Home » Governance » MDC-T in Financial Ruin

THE turmoil rattling the Movement for Democratic Change (MDC-T) has everything to do with a deepening financial crisis as the party’s traditional donors have turned off the taps, disillusioned by the dearth in effective leadership capable of taking the change agenda forward.

Insiders within the party said since its formation in 1999, the MDC had been kept intact not by its ideological orientation but the desire to topple ZANU-PF, an agenda that had been kept alive by the benevolence of its funders.

They said the long-drawn 15-year old struggle to remove ZANU-PF from power, had not been anticipated by those who pull the purse strings to stretch beyond 10 years. Consequently, fatigue has set in as President Robert Mugabe’s party continues to recover the ground it had lost over the years.
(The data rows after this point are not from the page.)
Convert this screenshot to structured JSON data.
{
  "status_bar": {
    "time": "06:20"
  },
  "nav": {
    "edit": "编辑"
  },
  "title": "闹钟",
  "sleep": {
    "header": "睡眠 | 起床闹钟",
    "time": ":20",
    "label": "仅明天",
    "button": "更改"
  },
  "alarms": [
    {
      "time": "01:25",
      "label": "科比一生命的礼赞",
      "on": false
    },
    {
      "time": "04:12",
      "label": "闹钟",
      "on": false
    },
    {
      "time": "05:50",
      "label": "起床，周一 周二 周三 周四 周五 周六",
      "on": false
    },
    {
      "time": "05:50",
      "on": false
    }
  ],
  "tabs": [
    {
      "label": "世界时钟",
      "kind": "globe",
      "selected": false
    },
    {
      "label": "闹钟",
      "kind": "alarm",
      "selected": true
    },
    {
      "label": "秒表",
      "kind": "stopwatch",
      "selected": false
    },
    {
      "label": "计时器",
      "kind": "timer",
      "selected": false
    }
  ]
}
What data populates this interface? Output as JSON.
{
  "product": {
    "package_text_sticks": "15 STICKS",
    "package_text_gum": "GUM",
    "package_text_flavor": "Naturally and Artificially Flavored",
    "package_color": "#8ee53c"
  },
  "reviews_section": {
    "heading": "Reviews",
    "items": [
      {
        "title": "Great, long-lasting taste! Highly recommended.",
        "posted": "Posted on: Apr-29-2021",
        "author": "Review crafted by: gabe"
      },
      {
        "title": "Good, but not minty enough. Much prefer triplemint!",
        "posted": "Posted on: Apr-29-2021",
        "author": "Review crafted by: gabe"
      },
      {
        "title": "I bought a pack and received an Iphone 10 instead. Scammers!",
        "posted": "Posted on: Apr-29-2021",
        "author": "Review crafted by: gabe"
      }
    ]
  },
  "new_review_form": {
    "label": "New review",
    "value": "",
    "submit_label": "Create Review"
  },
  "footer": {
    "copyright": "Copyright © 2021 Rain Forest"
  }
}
As early as 2005, the MDC family had started fighting among themselves, with Welshman Ncube and his splinter group being the first to cut ties with Morgan Tsvangirai. The MDC-T’s participation in the unity government created more problems for the party as some of its alliance partners, among them the National Constitutional Assembly and the

Commercial Farmers Union lost faith in Tsvangirai’s party after it found some areas of cooperation with ZANU-PF, which they could not agree with. Now, there is upheaval in the MDC-T with some of its senior leaders calling on Tsvangirai to quit saying he has failed the movement.
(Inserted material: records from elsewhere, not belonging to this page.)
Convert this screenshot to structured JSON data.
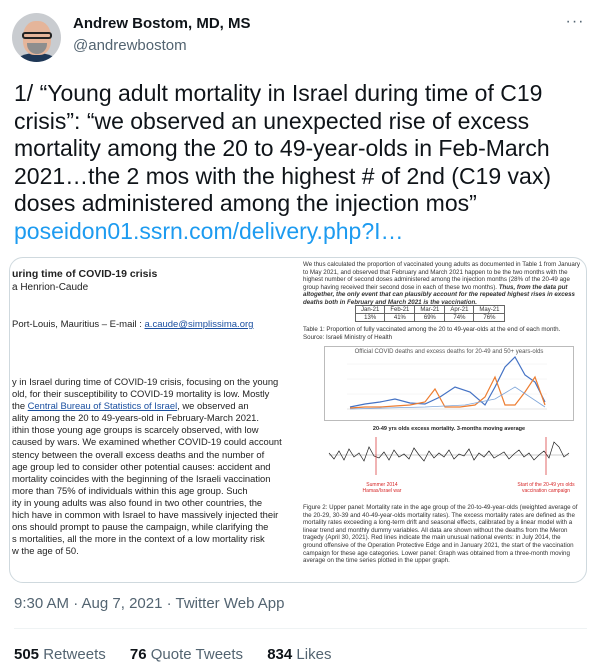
{
  "author": {
    "name": "Andrew Bostom, MD, MS",
    "handle": "@andrewbostom"
  },
  "more_label": "···",
  "tweet": {
    "text": "1/ “Young adult mortality in Israel during time of C19 crisis”: “we observed an unexpected rise of excess mortality among the 20 to 49-year-olds in Feb-March 2021…the 2 mos with the highest # of 2nd (C19 vax) doses administered among the injection mos”",
    "link": "poseidon01.ssrn.com/delivery.php?I…"
  },
  "paper_left": {
    "title": "uring time of COVID-19 crisis",
    "author": "a Henrion-Caude",
    "affil_prefix": "Port-Louis, Mauritius – E-mail : ",
    "email": "a.caude@simplissima.org",
    "body_lines": [
      "y in Israel during time of COVID-19 crisis, focusing on the young",
      "old, for their susceptibility to COVID-19 mortality is low. Mostly",
      "the ",
      "Central Bureau of Statistics of Israel",
      ", we observed an",
      "ality among the 20 to 49-years-old in February-March 2021.",
      "ithin those young age groups is scarcely observed, with low",
      "caused by wars. We examined whether COVID-19 could account",
      "stency between the overall excess deaths and the number of",
      "age group led to consider other potential causes: accident and",
      "mortality coincides with the beginning of the Israeli vaccination",
      "more than 75% of individuals within this age group. Such",
      "ity in young adults was also found in two other countries, the",
      "hich have in common with Israel to have massively injected their",
      "ons should prompt to pause the campaign, while clarifying the",
      "s mortalities, all the more in the context of a low mortality risk",
      "w the age of 50."
    ]
  },
  "paper_right": {
    "intro": "We thus calculated the proportion of vaccinated young adults as documented in Table 1 from January to May 2021, and observed that February and March 2021 happen to be the two months with the highest number of second doses administered among the injection months (28% of the 20-49 age group having received their second dose in each of these two months). ",
    "intro_bold": "Thus, from the data put altogether, the only event that can plausibly account for the repeated highest rises in excess deaths both in February and March 2021 is the vaccination.",
    "table_headers": [
      "Jan-21",
      "Feb-21",
      "Mar-21",
      "Apr-21",
      "May-21"
    ],
    "table_values": [
      "13%",
      "41%",
      "69%",
      "74%",
      "76%"
    ],
    "caption": "Table 1: Proportion of fully vaccinated among the 20 to 49-year-olds at the end of each month. Source: Israeli Ministry of Health",
    "chart1_title": "Official COVID deaths and excess deaths for 20-49 and 50+ years-olds",
    "chart2_title": "20-49 yrs olds excess mortality. 3-months moving average",
    "annot1": "Summer 2014 Hamas/Israel war",
    "annot2": "Start of the 20-49 yrs olds vaccination campaign",
    "figure_caption": "Figure 2: Upper panel: Mortality rate in the age group of the 20-to-49-year-olds (weighted average of the 20-29, 30-39 and 40-49-year-olds mortality rates). The excess mortality rates are defined as the mortality rates exceeding a long-term drift and seasonal effects, calibrated by a linear model with a linear trend and monthly dummy variables. All data are shown without the deaths from the Meron tragedy (April 30, 2021). Red lines indicate the main unusual national events: in July 2014, the ground offensive of the Operation Protective Edge and in January 2021, the start of the vaccination campaign for these age categories. Lower panel: Graph was obtained from a three-month moving average on the time series plotted in the upper graph."
  },
  "meta": {
    "time": "9:30 AM · Aug 7, 2021 · Twitter Web App"
  },
  "stats": {
    "retweets_count": "505",
    "retweets_label": "Retweets",
    "quotes_count": "76",
    "quotes_label": "Quote Tweets",
    "likes_count": "834",
    "likes_label": "Likes"
  },
  "colors": {
    "link": "#1d9bf0",
    "secondary_text": "#536471",
    "primary_text": "#0f1419",
    "chart_blue": "#4472c4",
    "chart_orange": "#ed7d31",
    "chart_red": "#d62728"
  }
}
But those who claim to be in the know say the financial strain has contributed to the turmoil, with workers having gone for months without pay. They said the ZANU-PF administration has compounded the crisis by withholding funds meant for the MDC-T under the Political Parties (Finance) Act. The Act stipulates the requirements for accessing public funds not only to run elections, but to finance political party activities even outside the electoral arena.

By law, any political party that garners at least five percent of the vote in the previous election is eligible to receive public fees. To date, only two political parties — ZANU-PF and the MDC-T — qualify for the privilege.

Eddie Cross, the MDC-T’s Bulawayo South legislator, told the media recently that the party had spent all the money it had during and immediately after elections, as well as in retrenchment packages for 60 percent of the party’s staff laid off soon after the polls. Cross said since then, there had been no replenishments.

“We spent all the money on elections. We were left with US$1 million in our kit after the elections. We spent half of the money on electoral court challenges and 90 percent of the challenges were unsuccessful,” he said.

Party spokesperson, Douglas Mwonzora, said that what had affected their coffers the most has been government not remitting to the MDC-T what is due to them as a political party according to the Political Parties Finance Act.

“For this year and last year, government has not remitted to us monies which they are supposed to give us according to the law – US$1,5 million last year and similar amount his year, making a total of US$3 million that we have been prejudiced of,” Mwonzora said. He, however, denied that donor funds had dried up.

“We do have some donors still, however, they fund specific programmes or items for example, regalia, fuel etc,” he said. Resources for the MDC-T have been, to a large extent, channelled through the Non-Governmental Organisation (NGO) platform. This explains why all the NGOs, with the exception of parallel ones (normally one band outfits) formed by ZANU-PF, are loosely linked to the MDC-T.

Traditionally, very little funds have been raised by the party internally by way of subscriptions and donations, which also explains why the local voices have little sway over the developments in the MDC-T. To keep the party afloat, the MDC-T has now introduced subscriptions and underwriting fees.

Members of Parliament and those of the national executive would pay once off underwriting fee of US$100, while the standing committee would pay US$150 each. Provincial executive members would pay US$10, while district executive and ordinary members would pay US$1 each. There will also be monthly subscriptions of 50 cents for each party member.

“We are underwriting our own struggle,” Mwonzora told the Financial Gazette. According to Mwonzora while the party has a database of 600, 000 people, it has a membership base of 1,2 million members.